Data shows economic recovery still on track

By Lucia Mutikani and Doug Palmer

WASHINGTON (BestGrowthStock) – New U.S. claims for unemployment benefits fell more than expected last week to a two-month low, while the trade deficit narrowed sharply in July, hopeful signs for the stuttering economic recovery.

The data on Thursday helped to calm fears of a sharp slowdown in growth and implied the economy could start working its way out of a soft patch.

“The economy is not out of the woods with today’s data, but things look better than they have in several weeks and there is no danger of a new downturn in activity,” said Chris Rupkey, chief financial economist at Bank of Tokyo-Mitsubishi UFJ in New York.

Initial claims for state unemployment benefits dropped 27,000 to 451,000, the lowest since the week ended July 10, the Labor Department said. That was well below financial market expectations for 470,000.

Separately, the trade deficit shrank 14 percent to $42.8 billion in July, smaller than the $47.3 billion gap that markets had expected. Analysts said that suggested the pace of economic growth would quicken in the third quarter.

Stocks on Wall Street rose on the data, while prices for safe-haven U.S. government debt slipped.
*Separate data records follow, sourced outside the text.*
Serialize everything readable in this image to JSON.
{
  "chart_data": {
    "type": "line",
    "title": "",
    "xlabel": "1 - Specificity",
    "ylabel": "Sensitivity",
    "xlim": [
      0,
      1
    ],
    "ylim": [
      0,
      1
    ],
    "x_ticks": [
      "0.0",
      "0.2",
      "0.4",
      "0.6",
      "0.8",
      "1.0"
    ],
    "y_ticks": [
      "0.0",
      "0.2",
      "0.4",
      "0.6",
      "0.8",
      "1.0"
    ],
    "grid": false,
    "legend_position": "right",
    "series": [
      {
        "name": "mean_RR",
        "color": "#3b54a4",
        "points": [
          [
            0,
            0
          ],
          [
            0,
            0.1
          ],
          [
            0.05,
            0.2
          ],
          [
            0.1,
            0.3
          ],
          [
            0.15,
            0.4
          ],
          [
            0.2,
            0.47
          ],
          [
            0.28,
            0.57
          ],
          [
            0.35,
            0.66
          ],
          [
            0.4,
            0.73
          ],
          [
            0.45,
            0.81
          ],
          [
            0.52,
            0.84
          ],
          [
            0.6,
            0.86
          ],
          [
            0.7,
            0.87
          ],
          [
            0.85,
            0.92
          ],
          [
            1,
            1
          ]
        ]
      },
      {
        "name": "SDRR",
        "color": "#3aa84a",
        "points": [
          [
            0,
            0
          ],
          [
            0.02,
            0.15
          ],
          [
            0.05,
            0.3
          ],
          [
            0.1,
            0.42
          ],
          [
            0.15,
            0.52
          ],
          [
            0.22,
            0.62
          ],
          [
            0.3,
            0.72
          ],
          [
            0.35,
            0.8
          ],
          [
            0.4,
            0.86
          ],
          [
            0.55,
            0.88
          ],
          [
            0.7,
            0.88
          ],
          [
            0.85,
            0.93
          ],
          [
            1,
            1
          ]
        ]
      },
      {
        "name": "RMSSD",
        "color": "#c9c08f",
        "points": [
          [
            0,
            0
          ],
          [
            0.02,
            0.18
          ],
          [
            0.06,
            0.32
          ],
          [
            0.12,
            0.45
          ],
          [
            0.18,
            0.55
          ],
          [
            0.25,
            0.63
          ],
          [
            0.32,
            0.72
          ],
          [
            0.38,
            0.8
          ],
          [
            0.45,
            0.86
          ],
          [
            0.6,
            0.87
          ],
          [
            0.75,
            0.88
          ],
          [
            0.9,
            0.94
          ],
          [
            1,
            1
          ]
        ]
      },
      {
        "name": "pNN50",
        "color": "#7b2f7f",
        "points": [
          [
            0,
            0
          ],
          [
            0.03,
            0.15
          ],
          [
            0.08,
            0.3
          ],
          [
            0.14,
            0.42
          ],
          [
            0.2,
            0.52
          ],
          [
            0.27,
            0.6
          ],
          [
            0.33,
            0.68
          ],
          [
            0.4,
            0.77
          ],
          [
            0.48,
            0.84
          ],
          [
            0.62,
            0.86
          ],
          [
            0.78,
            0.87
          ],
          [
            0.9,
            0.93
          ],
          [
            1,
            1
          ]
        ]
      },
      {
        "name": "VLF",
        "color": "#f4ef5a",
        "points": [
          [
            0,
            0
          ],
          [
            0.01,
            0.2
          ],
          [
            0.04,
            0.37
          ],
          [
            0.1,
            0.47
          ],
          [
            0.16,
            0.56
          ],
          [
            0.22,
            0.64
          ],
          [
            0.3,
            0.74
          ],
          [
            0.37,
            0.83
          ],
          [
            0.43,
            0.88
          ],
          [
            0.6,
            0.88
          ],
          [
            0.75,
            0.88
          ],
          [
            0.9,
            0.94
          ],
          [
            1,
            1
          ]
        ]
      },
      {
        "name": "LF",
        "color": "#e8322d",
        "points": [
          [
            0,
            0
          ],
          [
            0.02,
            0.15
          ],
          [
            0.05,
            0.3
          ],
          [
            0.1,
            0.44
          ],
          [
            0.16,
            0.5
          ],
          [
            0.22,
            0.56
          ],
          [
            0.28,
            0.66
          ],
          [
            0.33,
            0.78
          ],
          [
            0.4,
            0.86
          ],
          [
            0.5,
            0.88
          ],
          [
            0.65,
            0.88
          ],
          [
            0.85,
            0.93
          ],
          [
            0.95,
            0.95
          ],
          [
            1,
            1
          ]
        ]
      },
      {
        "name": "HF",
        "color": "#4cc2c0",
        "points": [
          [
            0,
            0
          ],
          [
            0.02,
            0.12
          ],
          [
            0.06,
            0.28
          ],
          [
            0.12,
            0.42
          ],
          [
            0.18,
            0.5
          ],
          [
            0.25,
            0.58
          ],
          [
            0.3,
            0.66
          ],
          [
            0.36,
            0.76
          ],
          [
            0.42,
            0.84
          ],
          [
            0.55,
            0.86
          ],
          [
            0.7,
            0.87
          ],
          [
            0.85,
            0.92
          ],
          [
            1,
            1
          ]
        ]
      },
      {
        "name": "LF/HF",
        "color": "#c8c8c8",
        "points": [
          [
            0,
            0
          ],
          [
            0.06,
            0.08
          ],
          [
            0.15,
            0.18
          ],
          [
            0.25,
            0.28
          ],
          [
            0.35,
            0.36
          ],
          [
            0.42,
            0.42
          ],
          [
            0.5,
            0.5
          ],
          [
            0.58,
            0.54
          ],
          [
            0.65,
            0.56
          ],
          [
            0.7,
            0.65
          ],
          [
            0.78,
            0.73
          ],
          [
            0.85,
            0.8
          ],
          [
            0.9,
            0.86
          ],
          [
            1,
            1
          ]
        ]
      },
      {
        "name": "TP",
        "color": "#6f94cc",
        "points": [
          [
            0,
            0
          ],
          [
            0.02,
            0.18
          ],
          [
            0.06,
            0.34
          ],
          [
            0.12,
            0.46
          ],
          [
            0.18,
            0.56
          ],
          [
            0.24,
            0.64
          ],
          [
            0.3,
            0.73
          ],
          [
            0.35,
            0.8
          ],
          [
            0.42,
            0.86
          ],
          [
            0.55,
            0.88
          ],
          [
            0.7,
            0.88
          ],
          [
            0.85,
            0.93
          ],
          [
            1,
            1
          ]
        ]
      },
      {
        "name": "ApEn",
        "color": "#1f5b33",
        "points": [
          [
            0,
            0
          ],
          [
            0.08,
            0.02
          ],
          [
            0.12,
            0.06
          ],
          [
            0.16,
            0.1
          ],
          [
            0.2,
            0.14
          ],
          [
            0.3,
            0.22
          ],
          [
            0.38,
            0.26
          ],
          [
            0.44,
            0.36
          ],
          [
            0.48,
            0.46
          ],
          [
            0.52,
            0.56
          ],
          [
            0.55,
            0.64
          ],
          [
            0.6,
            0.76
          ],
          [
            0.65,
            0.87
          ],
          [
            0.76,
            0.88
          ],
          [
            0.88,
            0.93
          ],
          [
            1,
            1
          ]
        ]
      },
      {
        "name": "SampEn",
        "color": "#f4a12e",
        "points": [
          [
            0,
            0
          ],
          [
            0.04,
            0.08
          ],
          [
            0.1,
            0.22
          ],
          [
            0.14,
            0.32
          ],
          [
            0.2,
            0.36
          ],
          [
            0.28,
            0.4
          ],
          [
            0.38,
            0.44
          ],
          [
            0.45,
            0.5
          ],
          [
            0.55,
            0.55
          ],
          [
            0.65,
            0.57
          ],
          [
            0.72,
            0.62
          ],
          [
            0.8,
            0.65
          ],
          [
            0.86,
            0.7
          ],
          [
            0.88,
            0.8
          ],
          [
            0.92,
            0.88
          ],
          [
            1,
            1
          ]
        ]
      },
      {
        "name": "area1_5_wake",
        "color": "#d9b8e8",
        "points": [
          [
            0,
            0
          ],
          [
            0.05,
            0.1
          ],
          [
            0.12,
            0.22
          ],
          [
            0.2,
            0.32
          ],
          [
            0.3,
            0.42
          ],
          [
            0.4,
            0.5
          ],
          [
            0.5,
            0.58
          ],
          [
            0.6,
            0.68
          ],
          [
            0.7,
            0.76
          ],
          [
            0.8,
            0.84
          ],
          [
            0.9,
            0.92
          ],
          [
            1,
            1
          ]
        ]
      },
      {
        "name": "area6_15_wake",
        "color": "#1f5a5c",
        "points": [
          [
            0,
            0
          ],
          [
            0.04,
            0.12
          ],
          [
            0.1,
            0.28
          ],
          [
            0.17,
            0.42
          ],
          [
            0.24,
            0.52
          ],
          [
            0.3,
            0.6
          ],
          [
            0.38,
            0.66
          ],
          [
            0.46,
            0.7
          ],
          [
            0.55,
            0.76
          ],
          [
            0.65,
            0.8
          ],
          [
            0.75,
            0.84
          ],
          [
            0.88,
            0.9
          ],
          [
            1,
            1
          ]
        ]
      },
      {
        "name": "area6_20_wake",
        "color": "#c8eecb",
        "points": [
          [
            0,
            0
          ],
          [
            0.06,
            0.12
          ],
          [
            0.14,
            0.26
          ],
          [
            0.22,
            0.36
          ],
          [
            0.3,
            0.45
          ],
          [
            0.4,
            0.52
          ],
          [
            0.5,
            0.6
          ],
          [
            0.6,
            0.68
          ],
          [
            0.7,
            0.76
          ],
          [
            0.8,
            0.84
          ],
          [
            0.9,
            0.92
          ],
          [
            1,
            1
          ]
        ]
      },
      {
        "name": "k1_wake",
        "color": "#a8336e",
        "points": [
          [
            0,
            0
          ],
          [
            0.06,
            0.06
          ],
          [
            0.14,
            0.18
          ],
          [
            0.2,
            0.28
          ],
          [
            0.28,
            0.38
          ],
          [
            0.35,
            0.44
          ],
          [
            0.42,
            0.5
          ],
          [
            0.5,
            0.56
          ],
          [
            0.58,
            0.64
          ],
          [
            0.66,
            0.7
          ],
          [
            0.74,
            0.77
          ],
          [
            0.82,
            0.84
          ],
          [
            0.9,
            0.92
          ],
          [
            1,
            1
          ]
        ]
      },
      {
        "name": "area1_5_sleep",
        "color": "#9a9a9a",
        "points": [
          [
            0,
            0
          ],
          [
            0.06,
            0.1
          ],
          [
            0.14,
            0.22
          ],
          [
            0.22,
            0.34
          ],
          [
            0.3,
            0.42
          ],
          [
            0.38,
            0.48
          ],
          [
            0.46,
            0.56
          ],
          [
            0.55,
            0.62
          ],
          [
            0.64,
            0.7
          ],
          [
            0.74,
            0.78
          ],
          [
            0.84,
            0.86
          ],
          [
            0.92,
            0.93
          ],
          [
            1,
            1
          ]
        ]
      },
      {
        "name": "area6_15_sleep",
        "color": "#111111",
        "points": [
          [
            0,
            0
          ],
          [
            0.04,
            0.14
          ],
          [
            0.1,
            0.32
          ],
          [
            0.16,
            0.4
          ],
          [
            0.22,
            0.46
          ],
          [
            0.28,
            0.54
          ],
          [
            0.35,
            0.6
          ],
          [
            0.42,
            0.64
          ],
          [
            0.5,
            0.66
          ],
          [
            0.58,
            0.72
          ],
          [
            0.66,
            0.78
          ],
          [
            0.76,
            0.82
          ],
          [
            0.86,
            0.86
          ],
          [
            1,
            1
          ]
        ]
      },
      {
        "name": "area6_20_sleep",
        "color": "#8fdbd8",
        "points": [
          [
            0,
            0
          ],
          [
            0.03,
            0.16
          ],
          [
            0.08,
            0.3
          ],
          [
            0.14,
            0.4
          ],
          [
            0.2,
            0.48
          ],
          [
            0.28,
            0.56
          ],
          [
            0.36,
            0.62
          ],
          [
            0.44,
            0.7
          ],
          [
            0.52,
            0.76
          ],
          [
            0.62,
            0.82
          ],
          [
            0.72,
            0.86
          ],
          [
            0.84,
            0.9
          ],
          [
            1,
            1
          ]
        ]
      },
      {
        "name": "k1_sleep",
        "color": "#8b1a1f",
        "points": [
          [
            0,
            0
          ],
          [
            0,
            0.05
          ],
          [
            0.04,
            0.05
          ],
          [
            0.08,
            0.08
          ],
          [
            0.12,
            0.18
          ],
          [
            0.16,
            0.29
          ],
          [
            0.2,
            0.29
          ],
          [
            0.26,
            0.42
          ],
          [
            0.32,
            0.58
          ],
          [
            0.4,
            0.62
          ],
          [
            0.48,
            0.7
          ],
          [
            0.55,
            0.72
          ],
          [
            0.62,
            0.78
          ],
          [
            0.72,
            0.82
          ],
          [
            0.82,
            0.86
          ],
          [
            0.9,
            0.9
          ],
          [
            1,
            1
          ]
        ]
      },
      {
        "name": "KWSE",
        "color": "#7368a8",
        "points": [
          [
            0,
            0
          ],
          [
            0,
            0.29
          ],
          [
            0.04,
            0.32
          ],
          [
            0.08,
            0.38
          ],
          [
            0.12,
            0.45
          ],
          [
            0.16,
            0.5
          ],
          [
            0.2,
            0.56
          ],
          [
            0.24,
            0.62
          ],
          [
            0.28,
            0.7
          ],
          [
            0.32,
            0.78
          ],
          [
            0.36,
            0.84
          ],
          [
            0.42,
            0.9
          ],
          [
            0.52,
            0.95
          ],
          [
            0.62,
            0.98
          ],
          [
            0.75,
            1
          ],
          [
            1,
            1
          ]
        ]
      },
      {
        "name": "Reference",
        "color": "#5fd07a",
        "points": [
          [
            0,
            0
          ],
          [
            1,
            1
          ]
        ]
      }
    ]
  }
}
The dollar hovered near a 15-year low against the yen.

The U.S. economy braked sharply in the second quarter, expanding at just a 1.6 percent annualized rate, and soft data in recent months had fueled fears of a double-dip recession.

While the most recent signs have tamped down those fears, they likely come too late for the embattled Democratic Party ahead of the November 2 congressional mid-term elections.

Opinion polls suggest voters, dissatisfied with President Barack Obama’s handling of the economy, could punish Democrats and hand control of the House of Representatives, and perhaps even the Senate, to Republicans.


A weak labor market has been undermining the economy’s recovery from its longest and deepest downturn in 70 years, but a few rays of light are starting to poke through the dark cloud of unemployment.

Government data on Friday showed private employers added a better-than-expected 67,000 jobs in August, while 36,000 more jobs were created in July than previously reported.

Confronted with a 9.6 percent unemployment rate and potentially big losses for Democrats at the polls, Obama on Wednesday called for $50 billion in spending on infrastructure and tax breaks for businesses.

The decline in claims for unemployment benefits last week saw them push further away from a nine-month high of 504,000 touched in mid-August, a further sign of some stability returning to the labor market.

“Given the flood of soft economic data that we’ve seen in recent months, the continued improvement in jobless claims is encouraging as it reinforces the reversal of the negative trend that had been in place,” said Jim Baird, a partner at Plante Moran Financial Advisors in Kalamazoo, Michigan.

“However, we shouldn’t lose sight of the fact that the labor market is still exceptionally weak.”

A Labor Department official said the department had to estimate claims data for some states that had been unable to submit data due to Monday’s Labor Day holiday.

Some have since submitted their data and the official said the figures were close to the department’s estimates, indicating the data was unlikely to be revised much.


The shrinking of the trade deficit was welcome news after a widening trade gap sliced nearly 3.4 percentage points off U.S. economic growth in the second quarter.

A widening trade deficit weighs on growth because it shows more domestic demand is being met by overseas production.

Economists said July’s shrinking gap suggested third-quarter growth could improve on the second quarter’s dismal performance.

A Reuters poll released on Wednesday showed economists were looking for GDP to expand at a 1.8 percent annual rate in the third quarter, just a fraction above the April-June pace.

The smaller trade gap reflected a 1.8 percent increase in exports to $153.3 billion, the highest since August 2008. Imports fell 2.1 percent to $196.1 billion.

However imports from both China and Germany — two countries with persistent trade surpluses — were the highest since October 2008.

The closely watched trade deficit with China fell almost 1 percent in July, but for the first seven months of the year it was nearly 18 percent higher, at $145.4 billion, compared to the same period in 2009.

U.S. lawmakers are expected to turn their attention to China’s exchange rate practices when they return next week from their summer recess.

Many accuse Beijing of deliberately undervaluing its currency by as much as 40 percent to give Chinese exporters an unfair trade advantage.